Published 08/27/2018, 01:00 PM
Updated 08/27/2018, 02:00 PM
Fed Paper Questions ‘This Time Is Different’ Yield Curve Theory

(Bloomberg) -- The Federal Reserve Bank of San Francisco has bad news for those declaring “this time is different” on yield curve inversion: adjusting for altered term premium doesn’t help much.

Policy makers and market participants alike are watching as the gap between short- and longer-term rates narrows. Historically, recession has followed such inversions, though it’s unclear why that relationship exists.

Some, including former Fed Chair Janet Yellen, have suggested that depressed term premium -- the bonus investors require to take on the added risk of holding longer-dated bonds -- could mean the curve’s flattening doesn’t herald a downturn this time around. The logic is that if long rates are lower thanks to government bond-buying programs and other structural factors, the curve could invert with just mildly restrictive monetary policy. In the past, it took very restrictive Fed policy to push short rates above the long end of the curve. Against today’s changed backdrop, an inversion could be a less potent predictor of recession.

But San Francisco Fed research advisers Michael Bauer and Thomas Mertens push back on that theory. By subtracting out an estimate of the term premium, they obtain an “expectations only” spread between short- and longer-dated securities. By separating the two drivers, they find that inversion signals high recession risk whether it stems from a low term premium or low short-rate expectations holding down long-term rates.

“We do not find an empirical basis for adjustments based on the term premium,” they write in a research paper.

It’s “plausible” that long-term rates are lower because the Fed’s crisis-era bond buying program, they allow. But there are two big ifs. First, it isn’t clear how much of an effect bond buying has had on rates. Second, low term premiums may have contributed to overheating in the past, so even if quantitative easing is the cause, the result could still be heightened recession risk.

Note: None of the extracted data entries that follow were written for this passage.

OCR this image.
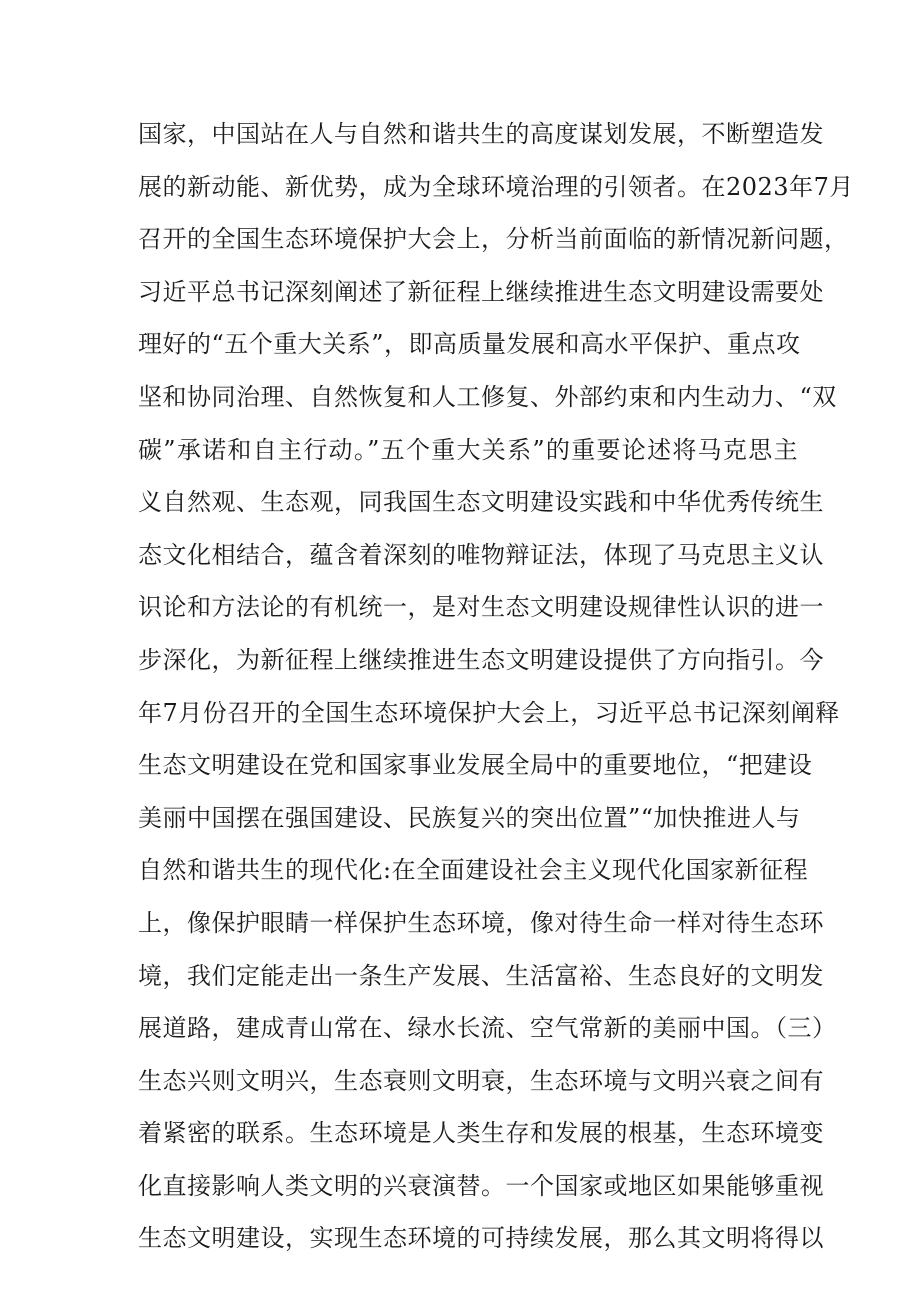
国家，中国站在人与自然和谐共生的高度谋划发展，不断塑造发
展的新动能、新优势，成为全球环境治理的引领者。在2023年7月
召开的全国生态环境保护大会上，分析当前面临的新情况新问题，
习近平总书记深刻阐述了新征程上继续推进生态文明建设需要处
理好的“五个重大关系”，即高质量发展和高水平保护、重点攻
坚和协同治理、自然恢复和人工修复、外部约束和内生动力、“双
碳”承诺和自主行动。”五个重大关系”的重要论述将马克思主
义自然观、生态观，同我国生态文明建设实践和中华优秀传统生
态文化相结合，蕴含着深刻的唯物辩证法，体现了马克思主义认
识论和方法论的有机统一，是对生态文明建设规律性认识的进一
步深化，为新征程上继续推进生态文明建设提供了方向指引。今
年7月份召开的全国生态环境保护大会上，习近平总书记深刻阐释
生态文明建设在党和国家事业发展全局中的重要地位，“把建设
美丽中国摆在强国建设、民族复兴的突出位置”“加快推进人与
自然和谐共生的现代化:在全面建设社会主义现代化国家新征程
上，像保护眼睛一样保护生态环境，像对待生命一样对待生态环
境，我们定能走出一条生产发展、生活富裕、生态良好的文明发
展道路，建成青山常在、绿水长流、空气常新的美丽中国。（三）
生态兴则文明兴，生态衰则文明衰，生态环境与文明兴衰之间有
着紧密的联系。生态环境是人类生存和发展的根基，生态环境变
化直接影响人类文明的兴衰演替。一个国家或地区如果能够重视
生态文明建设，实现生态环境的可持续发展，那么其文明将得以
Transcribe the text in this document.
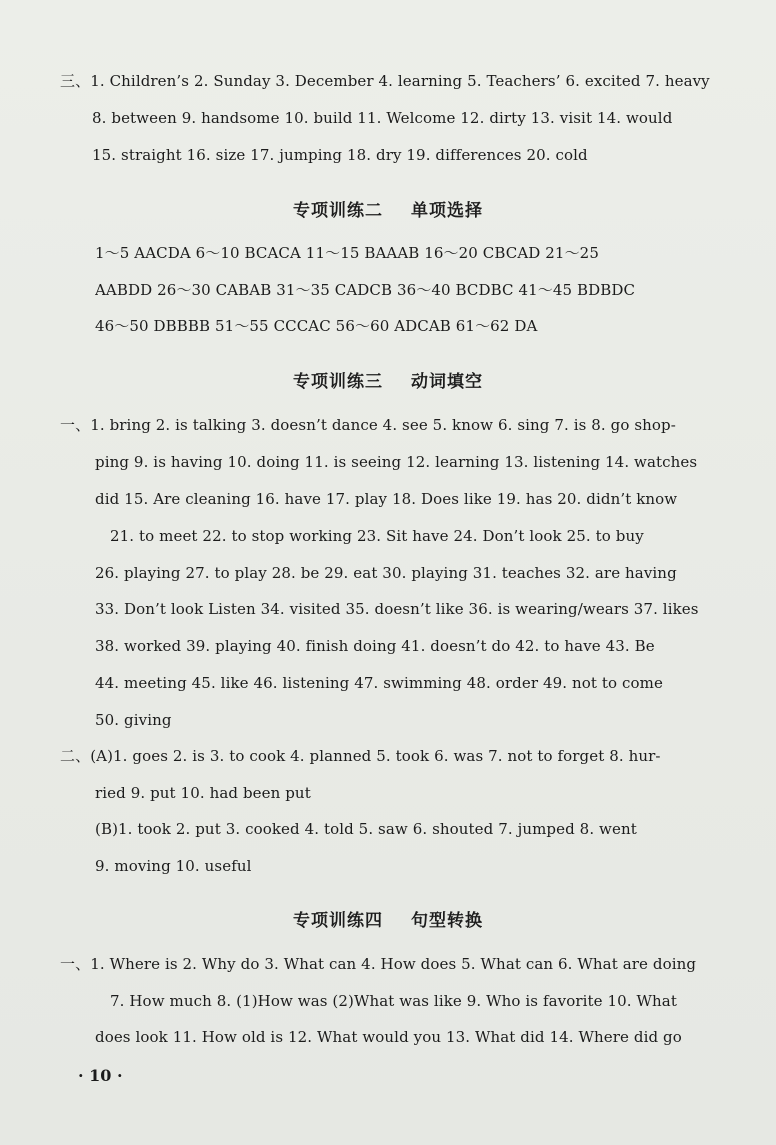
三、1. Children’s 2. Sunday 3. December 4. learning 5. Teachers’ 6. excited 7. heavy
8. between 9. handsome 10. build 11. Welcome 12. dirty 13. visit 14. would
15. straight 16. size 17. jumping 18. dry 19. differences 20. cold
专项训练二 单项选择
1～5 AACDA 6～10 BCACA 11～15 BAAAB 16～20 CBCAD 21～25
AABDD 26～30 CABAB 31～35 CADCB 36～40 BCDBC 41～45 BDBDC
46～50 DBBBB 51～55 CCCAC 56～60 ADCAB 61～62 DA
专项训练三 动词填空
一、1. bring 2. is talking 3. doesn’t dance 4. see 5. know 6. sing 7. is 8. go shop-
ping 9. is having 10. doing 11. is seeing 12. learning 13. listening 14. watches
did 15. Are cleaning 16. have 17. play 18. Does like 19. has 20. didn’t know
21. to meet 22. to stop working 23. Sit have 24. Don’t look 25. to buy
26. playing 27. to play 28. be 29. eat 30. playing 31. teaches 32. are having
33. Don’t look Listen 34. visited 35. doesn’t like 36. is wearing/wears 37. likes
38. worked 39. playing 40. finish doing 41. doesn’t do 42. to have 43. Be
44. meeting 45. like 46. listening 47. swimming 48. order 49. not to come
50. giving
二、(A)1. goes 2. is 3. to cook 4. planned 5. took 6. was 7. not to forget 8. hur-
ried 9. put 10. had been put
(B)1. took 2. put 3. cooked 4. told 5. saw 6. shouted 7. jumped 8. went
9. moving 10. useful
专项训练四 句型转换
一、1. Where is 2. Why do 3. What can 4. How does 5. What can 6. What are doing
7. How much 8. (1)How was (2)What was like 9. Who is favorite 10. What
does look 11. How old is 12. What would you 13. What did 14. Where did go
· 10 ·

“There is no clear evidence in the data that ‘this time is different’ or that forecasters should ignore part of the current yield curve flattening because of the presumed macro-financial effects of QE,” the researchers write.

It isn’t all bad news. Today’s flattening yield curve “provides no sign of an impending recession,” they write. The most reliable summary recession predictor, by their analysis, is the 10-year-three-month spread, which remains nearly 1 percentage point away from inversion.

Bauer and Mertens are also careful to note that correlation is not causation: because it’s not clear what ties inversions and recessions, “great caution is therefore warranted in interpreting the predictive evidence.”